Danielle Villasana is a trailblazing photographer with a gorgeous body of work on an array of global issues. Her areas of focus include gender, health, human rights and, more recently, displacement and migration, all of which she explores in her pieces by deeply following a small handful of people. Her stories thus simultaneously represent the wider phenomenon at hand, and reveal recognizable human lives with insight and compassion. This beat is full of the under-covered stories she seeks to tell, cultivated with a lens that is not sensationalist. An example is her personal project completed over many years about the lives of trans women across the Americas. Throughout this project, she avoids taking a majority of images that show violence: although trans women in the Americas face much of it, Danielle knows that their lives are much more than that.
All of this is an admirable effort on Danielle’s part, and makes clear the ethics that guide her work, but it also is in keeping with who she is: brave, witty, dedicated and kind, she is that person you meet and feel you’ve known for a decade. While admiring her work, it’s clear she’s a powerhouse of talent; while with her in person, she sets the subjects of her storytelling (and her work companions) immediately at ease.

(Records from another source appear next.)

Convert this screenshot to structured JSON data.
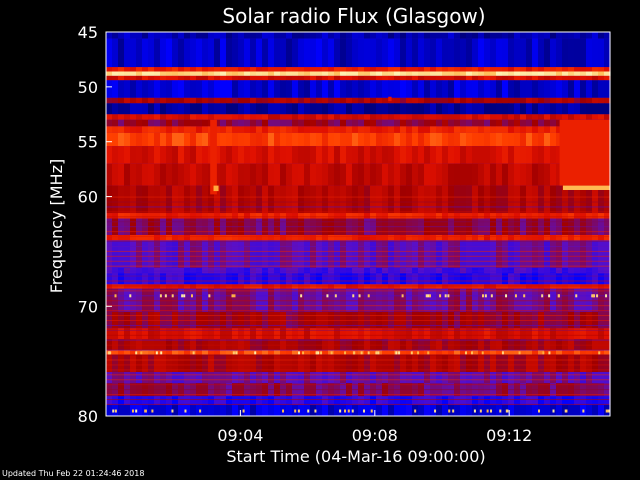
{
  "chart_data": {
    "type": "heatmap",
    "title": "Solar radio Flux (Glasgow)",
    "xlabel": "Start Time (04-Mar-16 09:00:00)",
    "ylabel": "Frequency [MHz]",
    "x_unit": "minutes after 04-Mar-16 09:00:00",
    "xlim": [
      0,
      15
    ],
    "ylim": [
      80,
      45
    ],
    "x_ticks": [
      {
        "value": 4,
        "label": "09:04"
      },
      {
        "value": 8,
        "label": "09:08"
      },
      {
        "value": 12,
        "label": "09:12"
      }
    ],
    "y_ticks": [
      {
        "value": 45,
        "label": "45"
      },
      {
        "value": 50,
        "label": "50"
      },
      {
        "value": 55,
        "label": "55"
      },
      {
        "value": 60,
        "label": "60"
      },
      {
        "value": 70,
        "label": "70"
      },
      {
        "value": 80,
        "label": "80"
      }
    ],
    "colormap": [
      "#000080",
      "#0000ff",
      "#5a10c8",
      "#a00000",
      "#e01000",
      "#ff4000",
      "#ffb040",
      "#fff0b0"
    ],
    "bands": [
      {
        "y0": 45.0,
        "y1": 45.6,
        "level": 0.05
      },
      {
        "y0": 45.6,
        "y1": 48.2,
        "level": 0.08
      },
      {
        "y0": 48.2,
        "y1": 48.6,
        "level": 0.6
      },
      {
        "y0": 48.6,
        "y1": 49.0,
        "level": 0.95
      },
      {
        "y0": 49.0,
        "y1": 49.4,
        "level": 0.55
      },
      {
        "y0": 49.4,
        "y1": 51.0,
        "level": 0.09
      },
      {
        "y0": 51.0,
        "y1": 51.5,
        "level": 0.45
      },
      {
        "y0": 51.5,
        "y1": 52.5,
        "level": 0.02
      },
      {
        "y0": 52.5,
        "y1": 53.0,
        "level": 0.55
      },
      {
        "y0": 53.0,
        "y1": 53.6,
        "level": 0.4
      },
      {
        "y0": 53.6,
        "y1": 54.2,
        "level": 0.62
      },
      {
        "y0": 54.2,
        "y1": 55.4,
        "level": 0.7
      },
      {
        "y0": 55.4,
        "y1": 57.0,
        "level": 0.55
      },
      {
        "y0": 57.0,
        "y1": 59.0,
        "level": 0.5
      },
      {
        "y0": 59.0,
        "y1": 61.5,
        "level": 0.47
      },
      {
        "y0": 61.5,
        "y1": 62.0,
        "level": 0.62
      },
      {
        "y0": 62.0,
        "y1": 63.5,
        "level": 0.38
      },
      {
        "y0": 63.5,
        "y1": 64.0,
        "level": 0.62
      },
      {
        "y0": 64.0,
        "y1": 66.5,
        "level": 0.3
      },
      {
        "y0": 66.5,
        "y1": 67.0,
        "level": 0.25
      },
      {
        "y0": 67.0,
        "y1": 68.0,
        "level": 0.2
      },
      {
        "y0": 68.0,
        "y1": 68.4,
        "level": 0.6
      },
      {
        "y0": 68.4,
        "y1": 70.5,
        "level": 0.33
      },
      {
        "y0": 70.5,
        "y1": 72.0,
        "level": 0.42
      },
      {
        "y0": 72.0,
        "y1": 73.0,
        "level": 0.55
      },
      {
        "y0": 73.0,
        "y1": 74.0,
        "level": 0.45
      },
      {
        "y0": 74.0,
        "y1": 74.4,
        "level": 0.72
      },
      {
        "y0": 74.4,
        "y1": 76.0,
        "level": 0.45
      },
      {
        "y0": 76.0,
        "y1": 77.0,
        "level": 0.3
      },
      {
        "y0": 77.0,
        "y1": 78.2,
        "level": 0.36
      },
      {
        "y0": 78.2,
        "y1": 79.0,
        "level": 0.2
      },
      {
        "y0": 79.0,
        "y1": 80.0,
        "level": 0.1
      }
    ],
    "events": [
      {
        "x0": 3.1,
        "x1": 3.3,
        "y0": 53.0,
        "y1": 59.8,
        "level": 0.62
      },
      {
        "x0": 3.2,
        "x1": 3.35,
        "y0": 59.0,
        "y1": 59.5,
        "level": 0.85
      },
      {
        "x0": 13.5,
        "x1": 15.0,
        "y0": 53.0,
        "y1": 59.0,
        "level": 0.62
      },
      {
        "x0": 13.6,
        "x1": 15.0,
        "y0": 59.0,
        "y1": 59.4,
        "level": 0.88
      },
      {
        "x0": 8.4,
        "x1": 8.5,
        "y0": 50.9,
        "y1": 51.3,
        "level": 0.6
      }
    ]
  },
  "footer": {
    "updated": "Updated Thu Feb 22 01:24:46 2018"
  }
}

In September of 2016 Danielle and I were living on different sides of the world and we had never met. But we reached out to each other online; I was taken with her years of dedication to her project documenting trans women, a subject that I had also covered in El Salvador. I admired the way that, it was clear through her photos, she approached her work with respect and nuance. We agreed in that exchange of notes to someday try to find a way to collaborate. That was a big dream; we are two freelancers in the hustle, in a career that’s shifting and in which resources are often scant. But IWMF made it possible. Danielle came from Istanbul, I came from El Salvador, and here we are in Honduras, able to pursue our collaboration enriched by a group of other talented, funny and incisive women journalists from around the globe.